About 10% of people with LTBI develop active TB disease. If you have other health problems, this risk may be higher.
If I have active TB disease, how can I protect my friends and family?
Four important things you should do are:
- Take your TB medicines as directed. When you start taking your TB medicines, your doctor will do tests to see how well the medicine is working. When the medicine has killed enough TB germs you need to continue taking the medicine, but you can no longer spread TB.
- Until you can no longer spread TB, always cover your mouth with a tissue when you cough.
- Your public health worker will tell you what else you can do to avoid spreading TB germs to other people.
- You may need to stay away from public places, work, and school.
- You may need to keep visitors away from your home.
- Help your public health worker with the TB contact investigation. Your public health worker wants to keep your family and friends healthy and safe from TB.
Someone I know has active TB disease of the lungs. What should I know?
If you have spent a lot of time with someone who has active TB disease, you may have breathed TB germs into your body. It is very important for you to be tested for TB.
Your public health department will arrange for you to get a free Mantoux test if you need one.
If your Mantoux test is "negative," (normal) you probably don't have TB germs in your body. To be sure about this, people may need to have another test several weeks later.
If your Mantoux test is "positive," you have TB germs in your body. You will need to see a doctor and have a chest x-ray to tell whether you have latent TB infection (LTBI) or active TB disease. If you have LTBI, it is very important that you take medicine to kill the TB germs.
Young children or people with HIV or certain health problems are more likely to develop active TB disease than other people. They may need to take medicine even if their Mantoux test is negative.
If you have symptoms of TB (cough that doesn't go away, losing weight, sweating at night, poor appetite, fever, chest pain), you should see a doctor even if your Mantoux test is negative.

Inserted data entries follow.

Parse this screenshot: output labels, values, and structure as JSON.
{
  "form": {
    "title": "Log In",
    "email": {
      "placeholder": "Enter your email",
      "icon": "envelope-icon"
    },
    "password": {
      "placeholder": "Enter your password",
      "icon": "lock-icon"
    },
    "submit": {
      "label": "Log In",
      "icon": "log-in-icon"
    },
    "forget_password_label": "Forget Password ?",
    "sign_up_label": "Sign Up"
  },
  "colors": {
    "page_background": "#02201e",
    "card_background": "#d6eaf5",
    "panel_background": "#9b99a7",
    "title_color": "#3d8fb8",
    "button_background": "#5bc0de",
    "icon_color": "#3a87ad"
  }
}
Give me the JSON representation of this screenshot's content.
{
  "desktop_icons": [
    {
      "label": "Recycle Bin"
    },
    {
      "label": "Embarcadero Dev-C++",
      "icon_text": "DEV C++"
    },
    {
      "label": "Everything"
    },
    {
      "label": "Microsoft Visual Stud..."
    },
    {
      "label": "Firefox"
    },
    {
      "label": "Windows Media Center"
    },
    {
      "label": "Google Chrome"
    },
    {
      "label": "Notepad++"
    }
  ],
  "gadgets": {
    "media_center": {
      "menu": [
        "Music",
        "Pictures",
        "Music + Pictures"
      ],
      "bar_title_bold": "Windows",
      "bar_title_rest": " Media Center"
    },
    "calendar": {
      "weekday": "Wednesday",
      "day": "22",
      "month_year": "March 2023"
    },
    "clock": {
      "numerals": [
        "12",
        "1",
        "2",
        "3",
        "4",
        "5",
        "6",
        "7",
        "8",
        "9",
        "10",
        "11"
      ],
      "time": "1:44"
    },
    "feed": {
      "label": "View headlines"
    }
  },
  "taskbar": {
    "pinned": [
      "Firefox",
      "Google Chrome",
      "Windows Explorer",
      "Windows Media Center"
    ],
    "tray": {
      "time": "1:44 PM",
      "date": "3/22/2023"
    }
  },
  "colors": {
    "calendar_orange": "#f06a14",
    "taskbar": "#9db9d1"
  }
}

What should I do if I have already had a positive Mantoux test?
If you have a written record that you have had a positive Mantoux test, you do not need another one. If you don't have a record, you need another test now. This will not hurt you.
What about BCG vaccine?
BCG does not always protect you from TB. BCG does not always cause a positive Mantoux skin test.
If you have had a BCG vaccine, it is safe for you to have a Mantoux skin test.